Au cours de ces consultations, le comité est informé des conséquences environnementales de l’activité de l’entreprise.»
4. Article L.225-102-1 du Code de commerce :
« I. Une déclaration de performance extra-financière est insérée dans le rapport de gestion prévu au deuxième alinéa de l’article L.225-100, lorsque le total du bilan ou le chiffre d’affaires et le nombre de salariés excèdent des seuls fixés par décret en Conseil d’Etat. […] ».
5. Article R.2312-17 du Code du travail :
« En l’absence d’accord prévu à l’article L.2312-19, dans les entreprises d’au moins trois cents salariés, l’employeur met à la disposition du comité social et économique en vue de la consultation sur la situation économique et financière de l’entreprise les informations prévues aux rubriques 1°B, 1°C, 7°A, 7°F, 8°, 9° et 10° du tableau de l’article R.2312-9. »
6. Le champ d’application de la directive CSRD comprend les entreprises remplissant deux des trois critères suivants :
avoir un bilan de 20 millions d’euros,
réaliser 40 millions d’euros de chiffre d’affaires,
employer au moins 250 salariés.
Cela prend également en considération les entreprises cotées sur le marché européen.

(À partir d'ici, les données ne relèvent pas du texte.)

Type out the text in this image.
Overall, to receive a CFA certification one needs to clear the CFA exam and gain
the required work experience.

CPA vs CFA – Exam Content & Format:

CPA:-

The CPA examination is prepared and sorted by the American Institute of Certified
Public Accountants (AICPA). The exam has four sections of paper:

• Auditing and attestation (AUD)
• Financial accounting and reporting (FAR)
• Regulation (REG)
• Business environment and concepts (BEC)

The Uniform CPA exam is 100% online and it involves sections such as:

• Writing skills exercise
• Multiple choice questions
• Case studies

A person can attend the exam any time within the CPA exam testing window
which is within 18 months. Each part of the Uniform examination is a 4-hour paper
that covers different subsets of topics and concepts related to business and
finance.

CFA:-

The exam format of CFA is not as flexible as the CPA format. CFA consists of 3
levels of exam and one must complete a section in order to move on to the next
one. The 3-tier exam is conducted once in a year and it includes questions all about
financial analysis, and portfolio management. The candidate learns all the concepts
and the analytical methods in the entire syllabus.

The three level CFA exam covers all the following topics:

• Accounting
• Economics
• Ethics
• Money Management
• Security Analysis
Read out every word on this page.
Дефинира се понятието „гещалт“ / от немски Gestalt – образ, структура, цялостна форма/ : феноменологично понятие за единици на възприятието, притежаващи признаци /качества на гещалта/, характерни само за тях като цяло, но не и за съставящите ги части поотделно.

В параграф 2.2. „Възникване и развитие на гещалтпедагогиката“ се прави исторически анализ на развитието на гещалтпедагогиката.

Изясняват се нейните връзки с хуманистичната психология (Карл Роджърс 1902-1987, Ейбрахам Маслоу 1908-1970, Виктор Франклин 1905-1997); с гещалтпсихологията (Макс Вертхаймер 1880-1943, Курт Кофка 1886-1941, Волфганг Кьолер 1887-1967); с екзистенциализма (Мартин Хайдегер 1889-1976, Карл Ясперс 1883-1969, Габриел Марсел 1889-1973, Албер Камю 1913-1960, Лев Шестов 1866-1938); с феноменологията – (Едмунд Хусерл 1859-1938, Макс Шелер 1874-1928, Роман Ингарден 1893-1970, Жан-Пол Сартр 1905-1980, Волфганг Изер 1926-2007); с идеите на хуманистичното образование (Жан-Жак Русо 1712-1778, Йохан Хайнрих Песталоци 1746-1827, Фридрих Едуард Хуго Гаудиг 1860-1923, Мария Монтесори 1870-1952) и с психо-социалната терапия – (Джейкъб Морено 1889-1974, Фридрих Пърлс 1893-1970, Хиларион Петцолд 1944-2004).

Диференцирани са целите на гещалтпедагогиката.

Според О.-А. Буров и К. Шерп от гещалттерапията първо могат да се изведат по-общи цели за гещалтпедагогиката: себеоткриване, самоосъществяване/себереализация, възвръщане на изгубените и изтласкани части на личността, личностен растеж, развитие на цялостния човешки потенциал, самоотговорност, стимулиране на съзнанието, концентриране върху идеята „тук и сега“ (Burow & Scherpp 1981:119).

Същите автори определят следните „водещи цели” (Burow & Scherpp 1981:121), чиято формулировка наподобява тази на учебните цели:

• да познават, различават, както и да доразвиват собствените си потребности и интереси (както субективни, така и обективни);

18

7. Article L.2312-17 du Code du travail (version du 1er janvier 2025) :
Le comité social et économique est consulté dans les conditions définies à la présente section sur :
1° Les orientations stratégiques de l’entreprise ;
2° La situation économique et financière de l’entreprise ;
3° La politique sociale de l’entreprise, les conditions de travail et l’emploi.
Au cours de ces consultations, le comité est consulté sur les informations en matière de durabilité prévues aux articles L.232-6-3 et L.233-28-4 du Code du commerce et sur les moyens de les obtenir et de les vérifier, dès lors que l’entreprise remplis l’une des conditions suivantes :
1° Elle est soumise à l’obligation prévue au I de l’article L.232-6-3 du Code du commerce ou dispensée de son application conformément au second alinéa du V de ce même article ;
2° Elle est soumise à l’obligation prévue au I de l’article L.233-28-4 du Code du commerce ou dispensée de son application conformément au V de ce même article. ».